Article Written By Brooklyn Walters

Recently, I have been intrigued by ways that I can live a life with less toxins, specifically in my home. I love burning candles just as much as the next person, but oftentimes, artificial fragrances in candles can be harmful health-wise.


While focusing on improving my health and my husband’s by cutting out endocrine disrupters and other toxins, I also wanted to hold onto some of the novelties that make me happy, like having a home that smells like the holidays.


There are some options for candles that have less toxins, but since we are on a budget and I wanted to use things I already have in my pantry to make our home smell wonderful, I decided to look into making simmer pots. They’re quick and easy, but they smell better than a lot of candles, in my opinion.

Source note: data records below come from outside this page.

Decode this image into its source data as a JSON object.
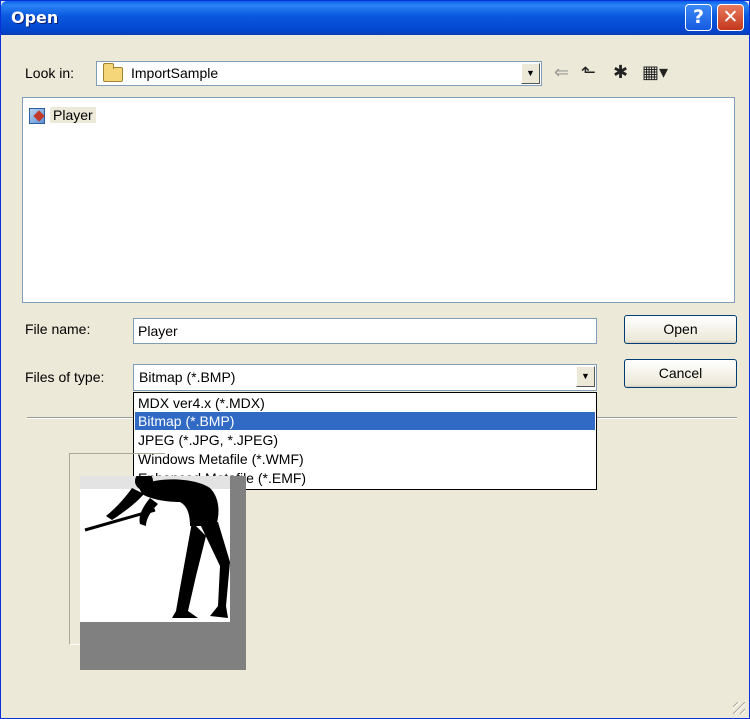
{
  "window": {
    "title": "Open",
    "help_glyph": "?",
    "close_glyph": "✕"
  },
  "lookin": {
    "label": "Look in:",
    "value": "ImportSample",
    "folder_icon": "folder-icon"
  },
  "toolbar": {
    "back_glyph": "⇐",
    "up_glyph": "⬑",
    "newfolder_glyph": "✱",
    "views_glyph": "▦▾"
  },
  "files": [
    {
      "name": "Player",
      "icon": "image-file-icon"
    }
  ],
  "filename": {
    "label": "File name:",
    "value": "Player"
  },
  "filetype": {
    "label": "Files of type:",
    "value": "Bitmap (*.BMP)",
    "options": [
      "MDX ver4.x (*.MDX)",
      "Bitmap (*.BMP)",
      "JPEG (*.JPG, *.JPEG)",
      "Windows Metafile (*.WMF)",
      "Enhanced Metafile (*.EMF)"
    ],
    "selected_index": 1
  },
  "buttons": {
    "open": "Open",
    "cancel": "Cancel"
  },
  "colors": {
    "titlebar": "#0a58de",
    "selection": "#316ac5",
    "dialog_bg": "#ece9d8"
  }
}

Now, simmer pots are my favorite! We almost always have one on the stove when we’re home. It smells amazing, and we like to drink the tea that is made from it when all the ingredients have rendered down.


Not only do simmer pots smell amazing, but they also look adorable! You can make simmer pots many ways, but I certainly have a few favorite combinations that I’ve found

during the autumn and winter seasons. Here’s my go-to:

  1. Cranberries: Cranberries smell delightful and taste wonderful in the tea that is made. They also look beautiful! I like to have a little more than one layer of cranberries covering the water, so how many you use will be dependent on your personal preference, how big your pot is, and how much water you have.

  2. Cinnamon sticks: I typically use one to two whole sticks of cinnamon. This gives the smell of the simmer pot a certain coziness about it and adds spice to the tea.

  3. Whole cloves: The cloves also add a spice to the tea and smell like the holidays, which puts me in the best mood!

  4. Orange slices: Depending on the day, I interchange these or accompany these with lemon slices as well. There’s no trick to the perfect thickness of the slices in my experiences, so I cut them to be about half an inch thick. If I am eating oranges or using them for something else, I will throw in the rinds by themselves as well.

  5. Vanilla: I usually use about a tablespoon of vanilla. Even if the smell is not extremely evident because it mixes with all the other ingredients, it makes the tea taste better.

  6. Nutmeg: Nutmeg also adds to the spice taste of the tea, plus it smells like baking, which I am fond of. How much you use is up to your taste and how much you like it, but I like to go with around a teaspoon.

  7. Brown sugar (optional): This is specifically for the tea. I like a sweeter drink, so I add the sugar, taste the tea, and add more accordingly. I never measure this because it truly is different each time, but I like to add the sugar after I’m finished using the simmer pot for its smell and I’m ready to use it for tea.


Making the tea

When you’re ready to use the tea created from the simmer pot, I recommend putting a strainer over the pitcher or jar you want to store the tea in and separating the larger particles from the tea. Then, add brown sugar to the tea. You can drink it hot or cold.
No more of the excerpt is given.